TEXT ON SCREEN: The boarding schools were phased out over time. But a new era of removal was emerging.

AMY LONETREE (HO-CHUNK NATION, PROFESSOR OF HISTORY, UNIVERSITY OF CALIFORNIA, SANTA CRUZ): The social workers kind of took over from where the boarding schools left off. Native families were basically under surveillance by social welfare agencies and they used any excuse they could to remove native children.

ARCHIVAL (ASSOCIATED PRESS, 7-16-68):LEWIS GOODHOUSE (TRIBAL CHAIRMAN, DEVILS LAKE SIOUX): Lately here, we’ve had a lot of trouble with the social welfare at Benson County coming in and taking children away from the mothers and fathers and grandmothers.ALVINA ALBERTS: We want our children and our grandchildren, but we are not allowed to keep them.

REBECCA BLACK (QUILEUTE-ENROLLED QUINAULT INDIAN NATION): We call it the scoop era because your children weren’t safe playing in their front yards. Your children weren’t safe walking home from school.

ARCHIVAL (ASSOCIATED PRESS, 7-16-68):JEANNETTE GOODHOUSE: When a new car comes into the yard, they run in the house and Mama, are they coming after us now? And theyre always, every day and every night when a car comes, they’re afraid that they’re coming now to get them. Cause they hear the talk, too.

SANDY WHITE HAWK (SICANGU LAKOTA, ROSEBUD SIOUX TRIBE): My very first recall is being lifted into the window of a red truck and placed between two strangers. And the smell. The smell of the skin of the woman next to me. The smell of the dust of the, the man, and these became my parents, my adoptive parents.

BERTRAM HIRSCH (FORMER LEGAL COUNSEL, ASSOCIATION ON AMERICAN INDIAN AFFAIRS): Starting in 1968, I was tasked with trying to determine what was going on with tribes nationwide. Virtually every tribe in the country was experiencing somewhere in the 25 to 35 percent, uh, out-of-home placement situation for all their kids. There was frequently not an allegation of child abuse. Almost never of child abuse. Child neglect? Yes. Neglect by the lights of what these caseworkers or social workers wanted to define as neglect, which was almost always conditions of poverty. They werent doing the same thing to white poor folks. They werent doing that.

REBECCA BLACK: My mother was taken during that era from our people, from my grandparents and my great grandparents. My grandmother Myrtle found out where they were and, she went to go get her children. But with a swing of the gavel, a white judge said that she was morally unfit to raise her children. While my grandma and my great grandparents are fighting to regain custody, my mother has already been transported out of state into white adoption.

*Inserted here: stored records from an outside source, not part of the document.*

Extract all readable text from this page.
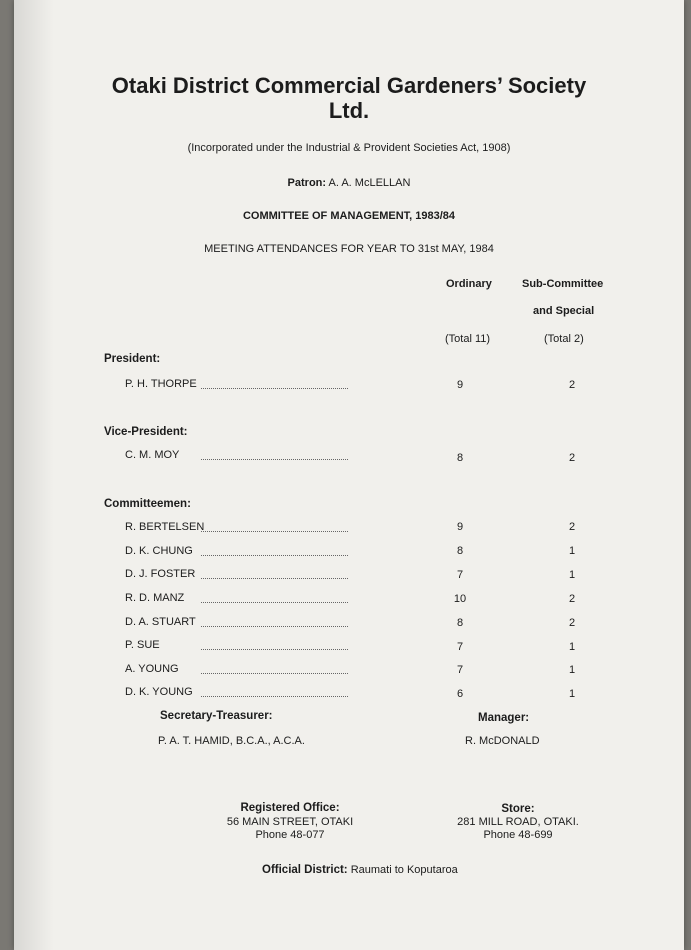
Otaki District Commercial Gardeners’ Society
Ltd.
(Incorporated under the Industrial & Provident Societies Act, 1908)
Patron: A. A. McLELLAN
COMMITTEE OF MANAGEMENT, 1983/84
MEETING ATTENDANCES FOR YEAR TO 31st MAY, 1984
Ordinary	Sub-Committee
and Special
(Total 11)	(Total 2)
President:
P. H. THORPE	9	2
Vice-President:
C. M. MOY	8	2
Committeemen:
R. BERTELSEN	9	2
D. K. CHUNG	8	1
D. J. FOSTER	7	1
R. D. MANZ	10	2
D. A. STUART	8	2
P. SUE	7	1
A. YOUNG	7	1
D. K. YOUNG	6	1
Secretary-Treasurer:
P. A. T. HAMID, B.C.A., A.C.A.
Manager:
R. McDONALD
Registered Office:
56 MAIN STREET, OTAKI
Phone 48-077
Store:
281 MILL ROAD, OTAKI.
Phone 48-699
Official District: Raumati to Koputaroa
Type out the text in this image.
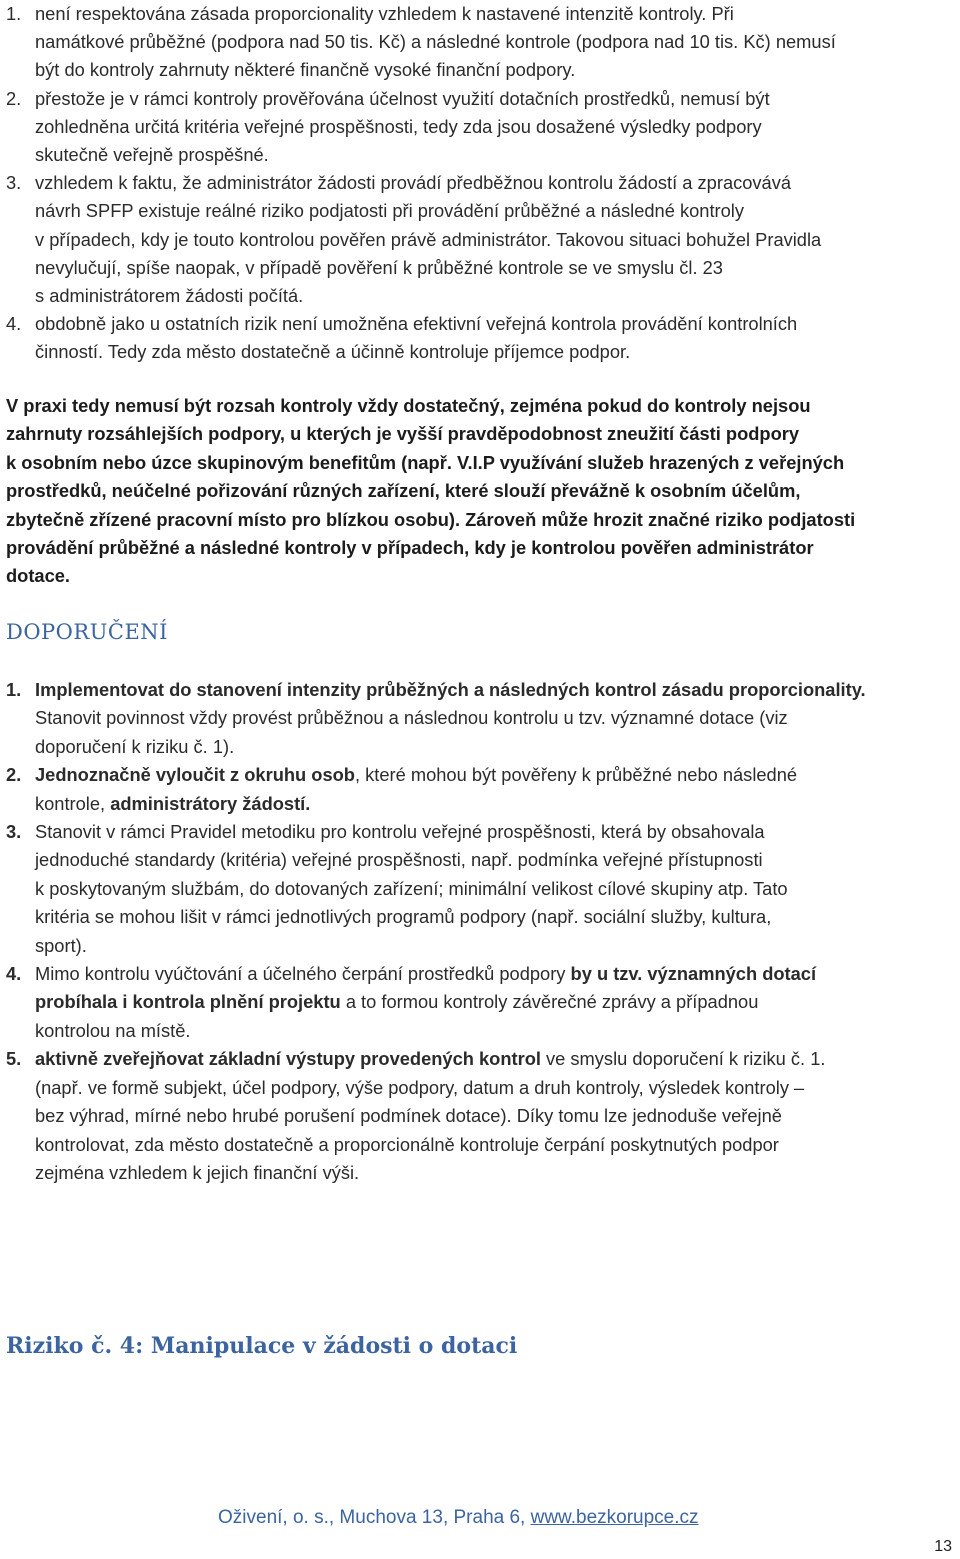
1. není respektována zásada proporcionality vzhledem k nastavené intenzitě kontroly. Při
namátkové průběžné (podpora nad 50 tis. Kč) a následné kontrole (podpora nad 10 tis. Kč) nemusí
být do kontroly zahrnuty některé finančně vysoké finanční podpory.
2. přestože je v rámci kontroly prověřována účelnost využití dotačních prostředků, nemusí být
zohledněna určitá kritéria veřejné prospěšnosti, tedy zda jsou dosažené výsledky podpory
skutečně veřejně prospěšné.
3. vzhledem k faktu, že administrátor žádosti provádí předběžnou kontrolu žádostí a zpracovává
návrh SPFP existuje reálné riziko podjatosti při provádění průběžné a následné kontroly
v případech, kdy je touto kontrolou pověřen právě administrátor. Takovou situaci bohužel Pravidla
nevylučují, spíše naopak, v případě pověření k průběžné kontrole se ve smyslu čl. 23
s administrátorem žádosti počítá.
4. obdobně jako u ostatních rizik není umožněna efektivní veřejná kontrola provádění kontrolních
činností. Tedy zda město dostatečně a účinně kontroluje příjemce podpor.

V praxi tedy nemusí být rozsah kontroly vždy dostatečný, zejména pokud do kontroly nejsou
zahrnuty rozsáhlejších podpory, u kterých je vyšší pravděpodobnost zneužití části podpory
k osobním nebo úzce skupinovým benefitům (např. V.I.P využívání služeb hrazených z veřejných
prostředků, neúčelné pořizování různých zařízení, které slouží převážně k osobním účelům,
zbytečně zřízené pracovní místo pro blízkou osobu). Zároveň může hrozit značné riziko podjatosti
provádění průběžné a následné kontroly v případech, kdy je kontrolou pověřen administrátor
dotace.

DOPORUČENÍ
1. Implementovat do stanovení intenzity průběžných a následných kontrol zásadu proporcionality.
Stanovit povinnost vždy provést průběžnou a následnou kontrolu u tzv. významné dotace (viz
doporučení k riziku č. 1).
2. Jednoznačně vyloučit z okruhu osob, které mohou být pověřeny k průběžné nebo následné
kontrole, administrátory žádostí.
3. Stanovit v rámci Pravidel metodiku pro kontrolu veřejné prospěšnosti, která by obsahovala
jednoduché standardy (kritéria) veřejné prospěšnosti, např. podmínka veřejné přístupnosti
k poskytovaným službám, do dotovaných zařízení; minimální velikost cílové skupiny atp. Tato
kritéria se mohou lišit v rámci jednotlivých programů podpory (např. sociální služby, kultura,
sport).
4. Mimo kontrolu vyúčtování a účelného čerpání prostředků podpory by u tzv. významných dotací
probíhala i kontrola plnění projektu a to formou kontroly závěrečné zprávy a případnou
kontrolou na místě.
5. aktivně zveřejňovat základní výstupy provedených kontrol ve smyslu doporučení k riziku č. 1.
(např. ve formě subjekt, účel podpory, výše podpory, datum a druh kontroly, výsledek kontroly –
bez výhrad, mírné nebo hrubé porušení podmínek dotace). Díky tomu lze jednoduše veřejně
kontrolovat, zda město dostatečně a proporcionálně kontroluje čerpání poskytnutých podpor
zejména vzhledem k jejich finanční výši.
Riziko č. 4: Manipulace v žádosti o dotaci
Oživení, o. s., Muchova 13, Praha 6, www.bezkorupce.cz
13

The family that adopted my mother was really abusive. And when she got pregnant with me they sent her away to a Catholic girls’ home. She went into labor and then, the nuns brought, uh, paperwork for her. They said, you just need to sign these. And I was taken from the room, and she asked, where’s my child? Where’s my little girl? I want to hold my baby. And, they told her, you will never see your child. You signed papers, adoption papers for her.

BERTRAM HIRSCH: The Bureau of Indian Affairs established this project called the Indian Adoption Project, which was funded and financed by the federal government, but it was carried out by the Child Welfare League of America and its affiliated adoption agencies.

REBECCA BLACK: These are the papers that changed my life forever.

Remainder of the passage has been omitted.